Forest Service wants to help towns thrive

There’s new management in the Tongass and Chugach national forests in Alaska, and a priority of the U.S. Forest Service will be working with and helping bolster local communities, which have been hit hard by cuts in timber harvesting.

That was the message Steve Brink, acting regional forester for the Alaska region, delivered to the Resource Development Council in Anchorage Nov. 15.

The new regional forester, Denny Bschor, will take over in January, after which Brink will become deputy regional forester, he said. The new team, appointed by the Bush administration, will work to restore trust with local communities and the timber industry after eight years of Clinton administration policies, Brink said.

"One of our priorities will be healthy communities. We have 33 communities in Southeast that are approaching collapse," he said, after a sharp drop in high-paying timber jobs over the last five to 10 years.

Timber harvesting in Southeast is heavily dependent on Forest Service policies in the Tongass, which covers 90 percent of forested lands in the region.

Brink said an "economic stimulus" proposal has already been submitted to the Alaska congressional delegation, proposing $65 million in new projects to revitalize activity in both the Tongass and Chugach national forests. The Chugach stretches from the Kenai Peninsula to Prince William Sound.

Among projects in the package is work on fish passage projects on streams, log transfer facilities, money for thinning 80,000 acres of second-growth timber to enhance growth, and a barge loading dock at Ward Cove, near Ketchikan.

In the Chugach National Forest, Brink hopes to get money for clearing beetle-damaged timber, a top priority of the Kenai Borough because of the fire danger. Some of this wood will have economic value, Brink told the RDC.

Alaska Republican Sen. Ted Stevens told the Forest Service he hopes to get at least $50 million more funding through additions to spending bills this winter, Brink said.

Another priority for the Forest Service is securing a change in federal policy so that money from federal gasoline taxes can be spent on road maintenance and improvement on roads in national forests.

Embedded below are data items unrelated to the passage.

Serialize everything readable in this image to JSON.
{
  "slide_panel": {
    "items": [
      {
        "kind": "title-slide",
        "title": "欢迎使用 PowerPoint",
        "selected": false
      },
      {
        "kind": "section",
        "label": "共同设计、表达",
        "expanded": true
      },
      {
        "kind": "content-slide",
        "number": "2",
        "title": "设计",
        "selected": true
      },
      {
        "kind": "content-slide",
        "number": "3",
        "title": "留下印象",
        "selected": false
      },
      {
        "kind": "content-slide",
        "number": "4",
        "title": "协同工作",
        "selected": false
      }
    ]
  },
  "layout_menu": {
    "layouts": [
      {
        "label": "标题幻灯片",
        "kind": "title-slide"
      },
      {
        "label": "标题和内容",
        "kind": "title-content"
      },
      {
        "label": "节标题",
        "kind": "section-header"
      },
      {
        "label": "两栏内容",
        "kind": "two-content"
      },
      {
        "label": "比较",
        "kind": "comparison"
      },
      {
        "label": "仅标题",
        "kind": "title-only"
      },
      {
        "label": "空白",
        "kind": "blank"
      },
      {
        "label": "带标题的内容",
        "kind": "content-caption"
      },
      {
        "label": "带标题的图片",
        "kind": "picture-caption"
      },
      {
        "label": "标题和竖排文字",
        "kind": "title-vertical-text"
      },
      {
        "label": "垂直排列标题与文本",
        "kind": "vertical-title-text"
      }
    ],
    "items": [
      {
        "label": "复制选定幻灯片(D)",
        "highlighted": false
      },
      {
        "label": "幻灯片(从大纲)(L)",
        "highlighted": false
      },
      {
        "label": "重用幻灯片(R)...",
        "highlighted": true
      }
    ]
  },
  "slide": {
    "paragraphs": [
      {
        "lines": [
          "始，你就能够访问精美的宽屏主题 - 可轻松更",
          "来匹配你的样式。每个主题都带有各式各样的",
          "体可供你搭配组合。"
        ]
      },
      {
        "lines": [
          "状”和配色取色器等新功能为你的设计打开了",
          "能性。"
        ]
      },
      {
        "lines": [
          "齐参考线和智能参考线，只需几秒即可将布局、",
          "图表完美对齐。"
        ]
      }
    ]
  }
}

These are essentially public highways and important to communities in places like Prince of Wales Island in Southeast, Brink said. The National Park Service, Bureau of Indian Affairs and other federal agencies now receive shares of federal gas tax funds, but the Forest Service does not.

If this policy change is made, it will bring an additional $40 million per year to the Forest Service’s roads budget, reducing pressure on the state Department of Transportation and Public Facilities to maintain these roads, Brink said.